In order for a candidate to advance up the party list, they will be pressured to 
vote in lockstep with the party lines.  Dissenters within a party will have an 
incentive to split off and create an alternative party, which could lead to 
fractionalization and chaotic government, by causing each party to cater to an 
increasingly small constituency (and thereby freezing that constituency out if 
they cannot get elected or join a dominant voting block).  While some PR 
democracies have avoided these problems, others do have these sorts of issues.

STV (in multi-winner elections; I would never advocate its use in single-winner 
elections) solves these problems by allowing voters to single out specific 
candidates that they like within a party.  This allows freer expression of 
preference by the voters, and can motivate a shift in party policies as the 
voters select specific candidates that suit their politics.

While I have never seen a rigorous proof of it, it seems intuitively correct to 
say that as the number of winners in a multi-winner election rises, STV comes 
closer and closer to PR in terms of representing the exact percentage breakdowns 
of the voters.  If a voter's list of candidates never break the quota throughout 
the STV count, then of course his or her vote will not contribute, but the same 
is true for that voter in PR.  But as the number of seats rises, and the length 
of the voter's list rises, the chance that a voters ballot will fully transfer 
rises.  So it would seem that STV, with a large number of winners, offers the 
best of all worlds to the voter: fully proportional representation with the 
ability to select specific candidates.

The problem with such a setup is largely practical: it requires the voter to 
select an extremely long list of potential candidates.  This means the voter 
must either reproduce a long list provided by the parties, or actually go 
through each candidate one at a time and decide the proper order.  Even the 
first option is cumbersome, and is a lot to ask of the voter.  Just ticking off 
all 52 Republican congressional candidates in California, for example, would be 
a huge pain in the butt.

So my idea is this: Implement STV, but allow a _party_ to be entered as a line 
in the ballot.  Entering the party is tantamount to listing the entire slate of 
party candidates, excepting those listed elsewhere on the ballot, in the order 
provided by the party.  In order for a party to be an option for the ballot, it 
must provide a list of candidates equal to the number of seats available.

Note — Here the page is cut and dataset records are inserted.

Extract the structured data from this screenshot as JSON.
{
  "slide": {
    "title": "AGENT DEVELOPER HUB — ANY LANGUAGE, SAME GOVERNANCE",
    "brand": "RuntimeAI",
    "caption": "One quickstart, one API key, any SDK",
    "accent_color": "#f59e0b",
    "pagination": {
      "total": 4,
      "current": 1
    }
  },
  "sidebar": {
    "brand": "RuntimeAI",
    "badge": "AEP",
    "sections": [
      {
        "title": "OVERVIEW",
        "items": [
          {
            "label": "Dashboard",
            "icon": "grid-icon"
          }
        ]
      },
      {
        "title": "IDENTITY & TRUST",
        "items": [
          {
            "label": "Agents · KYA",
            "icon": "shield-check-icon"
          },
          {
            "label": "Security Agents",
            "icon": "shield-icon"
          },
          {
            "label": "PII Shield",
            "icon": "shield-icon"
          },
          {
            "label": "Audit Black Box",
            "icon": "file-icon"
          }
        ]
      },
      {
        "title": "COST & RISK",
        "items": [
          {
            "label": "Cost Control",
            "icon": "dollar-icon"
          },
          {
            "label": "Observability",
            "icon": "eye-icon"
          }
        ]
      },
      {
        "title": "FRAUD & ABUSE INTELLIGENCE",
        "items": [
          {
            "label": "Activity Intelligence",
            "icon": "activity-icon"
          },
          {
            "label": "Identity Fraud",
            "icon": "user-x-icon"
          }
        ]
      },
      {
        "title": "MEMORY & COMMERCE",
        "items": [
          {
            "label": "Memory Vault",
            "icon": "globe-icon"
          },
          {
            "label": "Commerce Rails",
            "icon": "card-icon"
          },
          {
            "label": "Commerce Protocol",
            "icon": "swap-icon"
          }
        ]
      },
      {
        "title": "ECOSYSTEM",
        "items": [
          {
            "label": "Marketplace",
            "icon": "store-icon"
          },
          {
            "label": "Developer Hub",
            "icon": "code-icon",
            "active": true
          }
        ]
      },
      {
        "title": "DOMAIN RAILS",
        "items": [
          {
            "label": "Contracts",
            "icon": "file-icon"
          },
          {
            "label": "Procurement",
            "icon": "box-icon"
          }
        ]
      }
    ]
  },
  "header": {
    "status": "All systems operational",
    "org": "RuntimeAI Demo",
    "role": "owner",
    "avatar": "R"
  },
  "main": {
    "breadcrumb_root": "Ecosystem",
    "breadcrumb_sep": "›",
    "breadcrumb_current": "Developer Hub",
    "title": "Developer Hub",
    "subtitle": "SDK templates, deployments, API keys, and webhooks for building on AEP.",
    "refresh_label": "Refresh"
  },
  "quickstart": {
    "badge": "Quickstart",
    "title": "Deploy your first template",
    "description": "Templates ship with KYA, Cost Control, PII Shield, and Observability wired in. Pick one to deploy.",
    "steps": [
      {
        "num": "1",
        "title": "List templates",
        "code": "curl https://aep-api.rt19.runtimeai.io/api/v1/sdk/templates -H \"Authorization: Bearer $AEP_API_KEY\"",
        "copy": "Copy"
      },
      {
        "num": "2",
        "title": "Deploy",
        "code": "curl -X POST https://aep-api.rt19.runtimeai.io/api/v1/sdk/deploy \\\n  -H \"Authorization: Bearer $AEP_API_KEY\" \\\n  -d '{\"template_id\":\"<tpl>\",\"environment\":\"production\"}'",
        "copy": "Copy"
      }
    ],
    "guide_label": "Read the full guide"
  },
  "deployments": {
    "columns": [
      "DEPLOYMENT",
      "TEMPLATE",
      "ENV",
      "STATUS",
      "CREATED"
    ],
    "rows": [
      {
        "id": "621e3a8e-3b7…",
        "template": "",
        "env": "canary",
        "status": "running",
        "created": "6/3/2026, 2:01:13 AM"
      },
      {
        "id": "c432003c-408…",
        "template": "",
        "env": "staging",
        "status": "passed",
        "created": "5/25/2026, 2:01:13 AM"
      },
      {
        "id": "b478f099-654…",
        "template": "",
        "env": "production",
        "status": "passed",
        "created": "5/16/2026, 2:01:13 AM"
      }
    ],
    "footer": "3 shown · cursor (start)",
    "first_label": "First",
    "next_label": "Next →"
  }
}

This seems to solve all the problems.  For example:  

Say I live in Illinois (20 Congressmen) and I want to vote Democratic.  But 
there's one independent candidate I like, and there's a particular Democratic 
candidate, listed tenth on their list, that I like even more.  I also happen to 
hate the third candidate listed with the Democrats.  So I vote my favorite 
Democrat, followed by the independent, followed by the Democratic party, 
followed by the disliked candidate.  This is the same as voting...

1. My favorite Democrat (#10 on the list)
2. The independent
3-4. 1-2 on the Democrat list
5-10. 4-9 on the Democrat list
11-20. 11-20 on the Democrat list
21. 3 on the Democrat list

...in a STV election, but in stead of making 20 or 21 marks I only made four.  
If I am concerned that my vote will not fully transfer (extremely unlikely, but 
possible if the Democrats are extremely unpopular) then I could continue to list 
more candidates or parties, up to the space provided.

If everyone just votes the parties with no changes, it "breaks down" into PR.  
Also note that this works best for larger states; in a one-district state (or 
even a two-district state, probably) it would be far better to use Condorcet or 
Approval.  Fortunately, the states can decide this sort of thing individually, 
so reform movements can advocate STV/PR only in the large states where it will 
work as advertised.

Any thoughts?  Has this sort of method been proposed before?